A PreToolUse hook rewrites bare commands automatically. The agent calls git status, and rtk filters under the hood without any explicit instruction:

{
  "hooks": {
    "PreToolUse": [
      {
        "matcher": "Bash",
        "hooks": [
          { "type": "command", "command": "~/.claude/hooks/rtk-rewrite.sh" }
        ]
      }
    ]
  }
}

The hook is intentionally thin. It reads the agent’s Bash tool input, hands the command to rtk rewrite, and acts on the exit code:

Exit	Meaning	Hook action
0	Rewrite found, no permission rule	Return rewritten command, `allow`
1	No RTK equivalent	Pass through unchanged
2	Deny rule matched	Pass through, let Claude Code deny
3	Ask rule matched	Return rewritten command, no auto-allow

All the actual filtering rules live in the rtk Rust binary, so the hook never has to change when a new wrapper is added. A cached version check at the top short-circuits the rest of the hook for old rtk versions instead of failing silently.

Run rtk gain yourself to see the savings. On a working day it reports five-figure token totals, all context the agent never had to spend deciding which lines were signal.

What changes in a long session

Compaction is where the agent forgets the constraint that mattered: “don’t touch this file”, “we already rejected that approach”, “keep the public API stable”. Pushing that point from turn 30 to turn 60 can be the difference between one implementation session and a hand-off prompt that restates half the project.

The turns also get less tedious. Filtered output means less scrolling past install logs to find the one failing line. A graph query returns the handful of call sites the agent needs instead of dumping every textual match for a function name.

That changes what you can hand to the agent. A monorepo that used to overflow context on the second grep can stay addressable for a full debugging session. A refactor that touches ten files no longer needs a separate planning phase just to decide which files the agent is allowed to read.

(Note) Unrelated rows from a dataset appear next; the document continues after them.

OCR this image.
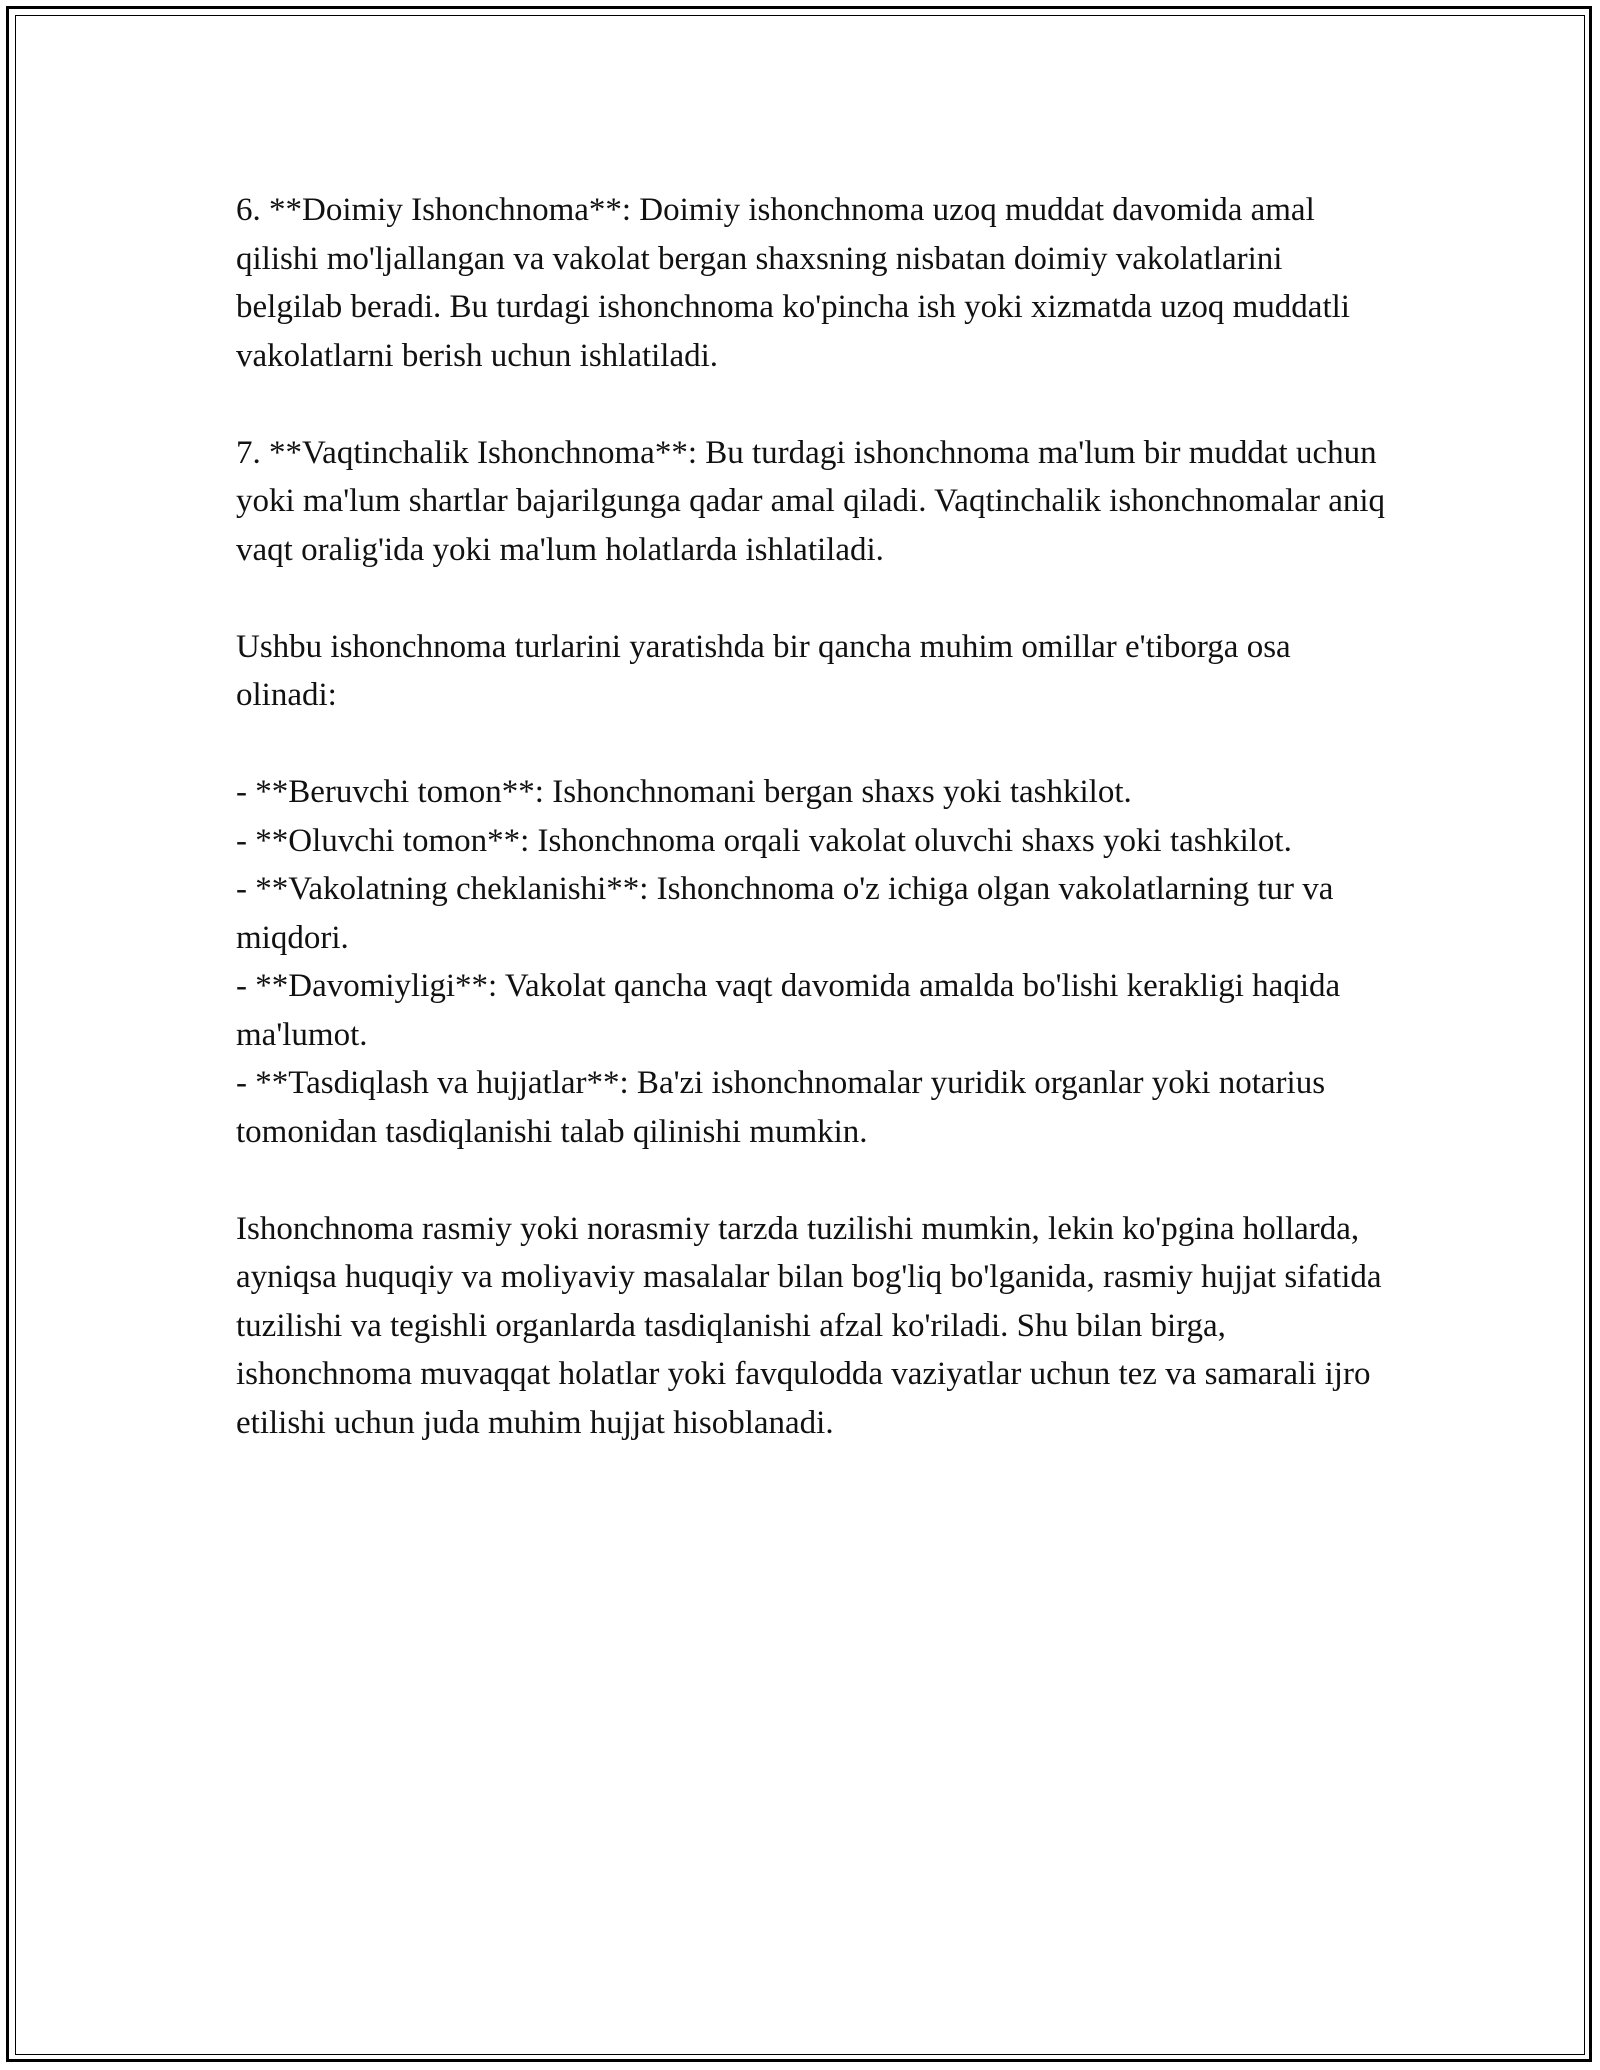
6. **Doimiy Ishonchnoma**: Doimiy ishonchnoma uzoq muddat davomida amal qilishi mo'ljallangan va vakolat bergan shaxsning nisbatan doimiy vakolatlarini belgilab beradi. Bu turdagi ishonchnoma ko'pincha ish yoki xizmatda uzoq muddatli vakolatlarni berish uchun ishlatiladi.

7. **Vaqtinchalik Ishonchnoma**: Bu turdagi ishonchnoma ma'lum bir muddat uchun yoki ma'lum shartlar bajarilgunga qadar amal qiladi. Vaqtinchalik ishonchnomalar aniq vaqt oralig'ida yoki ma'lum holatlarda ishlatiladi.

Ushbu ishonchnoma turlarini yaratishda bir qancha muhim omillar e'tiborga osa olinadi:

- **Beruvchi tomon**: Ishonchnomani bergan shaxs yoki tashkilot.
- **Oluvchi tomon**: Ishonchnoma orqali vakolat oluvchi shaxs yoki tashkilot.
- **Vakolatning cheklanishi**: Ishonchnoma o'z ichiga olgan vakolatlarning tur va miqdori.
- **Davomiyligi**: Vakolat qancha vaqt davomida amalda bo'lishi kerakligi haqida ma'lumot.
- **Tasdiqlash va hujjatlar**: Ba'zi ishonchnomalar yuridik organlar yoki notarius tomonidan tasdiqlanishi talab qilinishi mumkin.

Ishonchnoma rasmiy yoki norasmiy tarzda tuzilishi mumkin, lekin ko'pgina hollarda, ayniqsa huquqiy va moliyaviy masalalar bilan bog'liq bo'lganida, rasmiy hujjat sifatida tuzilishi va tegishli organlarda tasdiqlanishi afzal ko'riladi. Shu bilan birga, ishonchnoma muvaqqat holatlar yoki favqulodda vaziyatlar uchun tez va samarali ijro etilishi uchun juda muhim hujjat hisoblanadi.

The useful part is boring: fewer interruptions. The hook catches the noisy command before it costs context. The instruction file cuts the verbose reply before it becomes part of the next turn. Structural reads stop the over-eager grep before it fills the transcript.

Two gotchas worth knowing

CLI over MCP when both exist

An MCP server adds JSON-RPC framing, a schema header, and tool descriptions to every call. A CLI command returns plain output. For deterministic operations like git, file reads, or a build, the CLI is cheaper. Reach for MCP when the operation is stateful or the schema earns its bytes (Xcode build, browser automation, a graph database).

Images over PDFs

A PDF of an API doc burns thousands of tokens on layout and font metadata before any text reaches the model. A screenshot of the same page is a few thousand tokens of pixels and renders identically for the agent’s purposes. When the source is the rendered page, hand it the image.